Fairchild Aircrew Lauded For Safe Landing
A 92nd Air Refueling Wing aircrew is being lauded for its efforts to bring a KC-135 down safe after they lost all electronic navigation while flying over the borders of Kyrgyzstan and Tajikistan last week.

SPOKANE – A 92nd Air Refueling Wing aircrew is being lauded for its efforts to bring a KC-135 down safe after they lost all electronic navigation while flying over the borders of Kyrgyzstan and Tajikistan last week.

The crew of Shell 73 – pilot Capt. Matthew Jaeger, co-pilot 1st Lt. Vance Feavel and boom operator Senior Airman Mckayla Dick – were flying a refueling mission on March 16th out of Manas Air Base when their KC-135 lost all electronic navigation flight systems, according to an article in the Monday edition of Stars and Stripes.

Dense clouds made visual navigation impossible and a visual approach into Manas was also impossible due to dense clouds and heavy rain at the airbase.

Capt. Jaeger then told Sr. Airman Dick to get the handheld GPS out of the tanker’s crash survival kit and he decided, after declaring a mayday, that he would pilot the aircraft south to a landing in Afghanistan.

“We had to land at a field where we could use visual flight rules, one where we could see the runway and manually input our landing data,” Capt. Jaeger said in an Air Force news release.

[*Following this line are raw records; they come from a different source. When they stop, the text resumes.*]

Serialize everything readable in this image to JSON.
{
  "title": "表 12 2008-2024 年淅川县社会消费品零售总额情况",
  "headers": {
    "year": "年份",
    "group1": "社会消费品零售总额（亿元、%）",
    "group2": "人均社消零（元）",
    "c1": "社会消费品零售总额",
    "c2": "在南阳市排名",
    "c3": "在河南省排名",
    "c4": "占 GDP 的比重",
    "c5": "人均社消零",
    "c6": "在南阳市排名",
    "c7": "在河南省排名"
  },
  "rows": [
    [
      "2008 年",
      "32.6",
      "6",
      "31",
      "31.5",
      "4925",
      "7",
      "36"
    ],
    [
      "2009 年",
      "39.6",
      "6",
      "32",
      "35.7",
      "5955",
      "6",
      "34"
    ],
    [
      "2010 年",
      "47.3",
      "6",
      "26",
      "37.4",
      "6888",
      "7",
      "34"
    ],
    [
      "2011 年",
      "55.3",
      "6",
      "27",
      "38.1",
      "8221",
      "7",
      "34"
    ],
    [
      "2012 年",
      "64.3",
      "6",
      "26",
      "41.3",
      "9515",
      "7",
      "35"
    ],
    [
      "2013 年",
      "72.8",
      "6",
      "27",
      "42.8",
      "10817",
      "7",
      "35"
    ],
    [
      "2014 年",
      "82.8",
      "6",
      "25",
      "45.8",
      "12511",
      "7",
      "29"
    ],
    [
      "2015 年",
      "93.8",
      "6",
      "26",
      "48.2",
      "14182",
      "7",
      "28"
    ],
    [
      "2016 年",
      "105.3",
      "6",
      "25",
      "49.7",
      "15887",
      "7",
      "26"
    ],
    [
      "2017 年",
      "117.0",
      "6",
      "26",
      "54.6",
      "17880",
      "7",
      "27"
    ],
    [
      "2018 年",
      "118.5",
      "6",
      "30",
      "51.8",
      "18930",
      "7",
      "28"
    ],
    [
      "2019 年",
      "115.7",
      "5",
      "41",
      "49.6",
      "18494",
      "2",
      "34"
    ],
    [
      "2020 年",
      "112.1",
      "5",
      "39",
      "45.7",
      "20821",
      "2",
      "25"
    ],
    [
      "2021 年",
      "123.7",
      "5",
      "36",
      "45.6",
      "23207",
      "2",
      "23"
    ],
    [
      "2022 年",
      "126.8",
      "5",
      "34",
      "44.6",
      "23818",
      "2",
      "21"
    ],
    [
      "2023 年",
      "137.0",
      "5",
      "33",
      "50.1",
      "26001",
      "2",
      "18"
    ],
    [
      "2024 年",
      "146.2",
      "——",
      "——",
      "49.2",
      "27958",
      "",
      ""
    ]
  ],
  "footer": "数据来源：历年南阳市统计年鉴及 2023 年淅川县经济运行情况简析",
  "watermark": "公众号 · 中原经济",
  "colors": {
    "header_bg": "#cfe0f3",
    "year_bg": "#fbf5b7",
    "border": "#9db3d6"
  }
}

Using the GPS unit they navigated south, staying clear of both Chinese and Iranian airspace to Bagram Air Base. Capt. Jaeger declared a mayday to the ground controllers at Bagram and a C-17 cargo plane was called out to conduct a mid-air rendezvous with the tanker which then led the aircraft down to Bagram safely.

“In my experience, something like this has never happened before,” Lt. Col. Patrick Rhatigan, commander of the 22nd Expeditionary Air Refueling Squadron at Manas said.. “For him to pull out the handheld GPS shows a level of maturity and quick thinking not usually seen in junior aircraft commanders.”

After getting their navigation systems fixed on the ground at Bagram, the crew of Shell 73 returned back to Manas Airbase safely.